Massachusetts Wrongful Death Laws allow for recovery against people who are negligent, people who cause death by “willful, wanton or reckless” conduct, against common carriers, and against corporations for defective products. In 25 years of practicing law in the Commonwealth of Massachusetts I have seen far too many wrongful death cases.

In all wrongful death cases, the executor or administrator of the estate must be the party bringing the claim and filing the lawsuit on behalf of the family. Therefore, seeking appointment in the Probate Court is a critical first step.
 
Who can recover? Absent a will, there are clear laws as to who can recover against a wrongdoer. If there is a spouse and no children, the spouse recovers. If there is a spouse and one child, the spouse receives one half of the recovery and the child share the other half. If there is a spouse and more than one child, the spouse receives one third of the recovery. Of course, it gets more complicated if there is no spouse or children. To further complicate a wrongful death case, distribution is not necessarily awarded based on the law outlined above; a jury can allocate monetary compensation in any proportion supported by the evidence.
 
Nevertheless, the first step is to prove negligence, or responsibility. Was the defendant negligent in causing the death? When insurance companies and their lawyers are defending the tortfeasor, they put up obstacles at every step of the way. Thus, it is critical that we undertake an investigation as soon as possible. Frequently, an expert is needed to show the jury that the mechanism of injury was negligent by the defendant; such as a motor vehicle accident reconstruction expert. The defense is often based on comparative fault; they argue that the decedent was responsible for a portion of the blame for the accident; the law says that the verdict will be diminished by the percentage of the plaintiff’s negligence – up to 49%.
 
Damages awarded to families of the victims are more complicated than ordinary claims.
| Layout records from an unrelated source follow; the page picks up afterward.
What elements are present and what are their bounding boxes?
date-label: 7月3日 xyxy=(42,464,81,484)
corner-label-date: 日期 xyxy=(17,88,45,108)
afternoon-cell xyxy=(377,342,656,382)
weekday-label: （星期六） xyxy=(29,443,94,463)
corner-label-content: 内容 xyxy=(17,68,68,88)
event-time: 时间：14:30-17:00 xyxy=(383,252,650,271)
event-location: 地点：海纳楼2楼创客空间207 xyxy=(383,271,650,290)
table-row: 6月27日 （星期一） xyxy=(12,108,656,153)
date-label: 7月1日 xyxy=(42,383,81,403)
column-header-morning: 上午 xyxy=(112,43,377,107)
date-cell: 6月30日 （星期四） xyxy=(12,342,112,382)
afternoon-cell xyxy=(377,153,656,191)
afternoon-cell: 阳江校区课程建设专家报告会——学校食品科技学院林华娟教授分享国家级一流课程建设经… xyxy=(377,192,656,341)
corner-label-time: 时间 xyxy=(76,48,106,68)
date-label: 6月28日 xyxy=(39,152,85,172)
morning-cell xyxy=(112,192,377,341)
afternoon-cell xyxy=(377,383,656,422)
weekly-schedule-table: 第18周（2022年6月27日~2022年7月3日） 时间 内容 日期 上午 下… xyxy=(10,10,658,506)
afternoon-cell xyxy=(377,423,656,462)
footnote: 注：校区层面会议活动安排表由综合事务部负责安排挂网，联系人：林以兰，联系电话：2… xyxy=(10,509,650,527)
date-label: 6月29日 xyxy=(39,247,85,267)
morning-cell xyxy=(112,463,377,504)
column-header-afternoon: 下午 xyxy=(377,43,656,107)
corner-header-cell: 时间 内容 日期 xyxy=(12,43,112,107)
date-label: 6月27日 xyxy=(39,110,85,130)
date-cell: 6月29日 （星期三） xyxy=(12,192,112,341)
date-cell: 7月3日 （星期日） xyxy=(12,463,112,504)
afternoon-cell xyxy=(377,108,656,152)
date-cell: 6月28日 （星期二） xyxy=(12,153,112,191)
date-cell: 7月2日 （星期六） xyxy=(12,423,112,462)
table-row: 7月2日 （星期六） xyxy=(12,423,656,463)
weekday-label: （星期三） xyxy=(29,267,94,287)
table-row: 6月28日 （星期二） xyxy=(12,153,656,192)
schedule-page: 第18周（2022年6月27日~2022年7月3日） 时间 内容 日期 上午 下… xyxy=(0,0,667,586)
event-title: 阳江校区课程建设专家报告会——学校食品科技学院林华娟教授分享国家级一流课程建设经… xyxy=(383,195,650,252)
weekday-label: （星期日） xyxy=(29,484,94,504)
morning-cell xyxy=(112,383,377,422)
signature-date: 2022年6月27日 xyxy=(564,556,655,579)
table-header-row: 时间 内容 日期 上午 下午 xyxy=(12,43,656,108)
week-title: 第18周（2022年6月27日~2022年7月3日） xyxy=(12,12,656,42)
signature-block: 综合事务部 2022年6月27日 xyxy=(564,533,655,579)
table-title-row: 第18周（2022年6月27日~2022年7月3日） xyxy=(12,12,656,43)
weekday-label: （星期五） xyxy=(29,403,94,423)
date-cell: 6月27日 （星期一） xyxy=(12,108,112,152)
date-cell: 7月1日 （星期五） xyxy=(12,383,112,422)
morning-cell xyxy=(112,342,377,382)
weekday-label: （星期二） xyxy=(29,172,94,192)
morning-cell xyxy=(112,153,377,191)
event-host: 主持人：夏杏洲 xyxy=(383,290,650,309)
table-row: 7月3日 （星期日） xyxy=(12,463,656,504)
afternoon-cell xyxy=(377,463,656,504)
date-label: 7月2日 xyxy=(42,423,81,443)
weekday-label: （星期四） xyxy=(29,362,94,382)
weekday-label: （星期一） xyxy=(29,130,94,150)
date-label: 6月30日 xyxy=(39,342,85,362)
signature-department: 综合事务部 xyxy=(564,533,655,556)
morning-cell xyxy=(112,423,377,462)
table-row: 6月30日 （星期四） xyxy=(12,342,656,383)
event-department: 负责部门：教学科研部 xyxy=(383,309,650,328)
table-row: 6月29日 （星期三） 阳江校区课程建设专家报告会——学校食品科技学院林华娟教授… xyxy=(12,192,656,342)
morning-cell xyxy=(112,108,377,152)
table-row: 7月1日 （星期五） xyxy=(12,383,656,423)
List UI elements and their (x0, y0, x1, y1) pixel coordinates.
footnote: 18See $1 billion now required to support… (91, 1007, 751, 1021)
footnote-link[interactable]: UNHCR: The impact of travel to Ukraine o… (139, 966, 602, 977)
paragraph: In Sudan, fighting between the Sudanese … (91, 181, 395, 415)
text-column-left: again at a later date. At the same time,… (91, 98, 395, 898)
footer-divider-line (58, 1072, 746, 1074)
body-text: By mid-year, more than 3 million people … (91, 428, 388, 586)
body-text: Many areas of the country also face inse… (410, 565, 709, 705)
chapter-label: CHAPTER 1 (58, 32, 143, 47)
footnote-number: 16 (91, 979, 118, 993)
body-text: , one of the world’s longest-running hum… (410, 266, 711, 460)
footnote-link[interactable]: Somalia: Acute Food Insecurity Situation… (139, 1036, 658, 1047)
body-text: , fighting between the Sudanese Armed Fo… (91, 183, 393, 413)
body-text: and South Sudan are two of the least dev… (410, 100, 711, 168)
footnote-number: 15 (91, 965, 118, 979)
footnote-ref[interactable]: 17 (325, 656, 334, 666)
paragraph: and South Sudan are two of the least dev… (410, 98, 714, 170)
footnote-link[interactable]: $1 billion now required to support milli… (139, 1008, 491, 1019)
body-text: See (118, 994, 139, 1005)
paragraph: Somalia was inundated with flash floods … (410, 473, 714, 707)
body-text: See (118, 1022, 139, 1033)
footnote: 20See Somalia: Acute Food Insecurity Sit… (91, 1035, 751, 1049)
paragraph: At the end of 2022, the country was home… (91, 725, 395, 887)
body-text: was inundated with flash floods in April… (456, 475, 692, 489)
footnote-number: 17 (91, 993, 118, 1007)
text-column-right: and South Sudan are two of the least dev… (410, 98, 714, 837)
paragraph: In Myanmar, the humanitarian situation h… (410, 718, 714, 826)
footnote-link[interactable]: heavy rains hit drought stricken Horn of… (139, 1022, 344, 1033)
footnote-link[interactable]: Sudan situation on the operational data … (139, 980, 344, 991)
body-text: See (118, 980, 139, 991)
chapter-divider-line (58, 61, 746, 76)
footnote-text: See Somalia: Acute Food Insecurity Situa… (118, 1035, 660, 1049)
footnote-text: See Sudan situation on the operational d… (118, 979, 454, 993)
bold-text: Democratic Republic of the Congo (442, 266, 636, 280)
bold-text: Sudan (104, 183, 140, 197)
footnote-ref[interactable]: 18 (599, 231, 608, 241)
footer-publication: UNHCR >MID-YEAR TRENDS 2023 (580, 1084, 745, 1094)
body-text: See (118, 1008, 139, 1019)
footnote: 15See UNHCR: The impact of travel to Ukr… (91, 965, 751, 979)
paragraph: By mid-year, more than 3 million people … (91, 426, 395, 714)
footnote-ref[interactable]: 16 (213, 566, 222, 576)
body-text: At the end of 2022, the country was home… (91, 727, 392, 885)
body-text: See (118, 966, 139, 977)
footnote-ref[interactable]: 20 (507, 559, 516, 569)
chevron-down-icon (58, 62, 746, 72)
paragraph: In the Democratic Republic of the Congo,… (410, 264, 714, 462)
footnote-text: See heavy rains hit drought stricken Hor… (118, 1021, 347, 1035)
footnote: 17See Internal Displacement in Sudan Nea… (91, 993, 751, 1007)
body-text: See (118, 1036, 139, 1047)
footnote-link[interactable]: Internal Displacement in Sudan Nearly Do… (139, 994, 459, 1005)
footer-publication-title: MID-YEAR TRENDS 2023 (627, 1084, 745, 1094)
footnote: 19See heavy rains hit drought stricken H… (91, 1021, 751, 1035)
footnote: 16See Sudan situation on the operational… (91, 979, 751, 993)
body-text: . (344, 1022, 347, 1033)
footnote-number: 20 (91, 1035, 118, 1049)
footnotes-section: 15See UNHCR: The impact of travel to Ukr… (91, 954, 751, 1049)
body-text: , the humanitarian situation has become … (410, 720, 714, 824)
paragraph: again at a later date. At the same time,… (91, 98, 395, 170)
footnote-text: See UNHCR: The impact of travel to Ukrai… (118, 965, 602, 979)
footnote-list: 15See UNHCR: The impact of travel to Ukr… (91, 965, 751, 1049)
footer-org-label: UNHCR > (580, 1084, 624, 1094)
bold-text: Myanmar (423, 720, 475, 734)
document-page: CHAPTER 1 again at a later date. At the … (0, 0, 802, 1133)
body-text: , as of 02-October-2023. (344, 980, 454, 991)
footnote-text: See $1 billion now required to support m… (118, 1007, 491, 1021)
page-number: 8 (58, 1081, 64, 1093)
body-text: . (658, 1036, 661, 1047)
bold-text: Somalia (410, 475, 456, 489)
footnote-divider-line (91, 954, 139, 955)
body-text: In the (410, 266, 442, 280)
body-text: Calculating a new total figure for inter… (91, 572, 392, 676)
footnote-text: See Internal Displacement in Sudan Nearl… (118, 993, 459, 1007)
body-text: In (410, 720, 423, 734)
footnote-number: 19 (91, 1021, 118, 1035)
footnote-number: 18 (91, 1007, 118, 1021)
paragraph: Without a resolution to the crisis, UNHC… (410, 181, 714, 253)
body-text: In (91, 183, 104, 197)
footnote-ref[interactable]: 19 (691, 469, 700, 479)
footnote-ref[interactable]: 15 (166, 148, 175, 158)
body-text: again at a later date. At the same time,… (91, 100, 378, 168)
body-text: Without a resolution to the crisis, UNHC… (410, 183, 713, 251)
The beneficiary is entitled to the “fair monetary value of the decedent” to the beneficiaries, which may include the “loss of reasonably expected net income, services, protection, care, assistance, society, companionship, comfort, guidance, counsel and advice.” Experienced personal injury and wrongful death attorneys work with the families to determine each element of the loss. This can be painful, but also cathartic.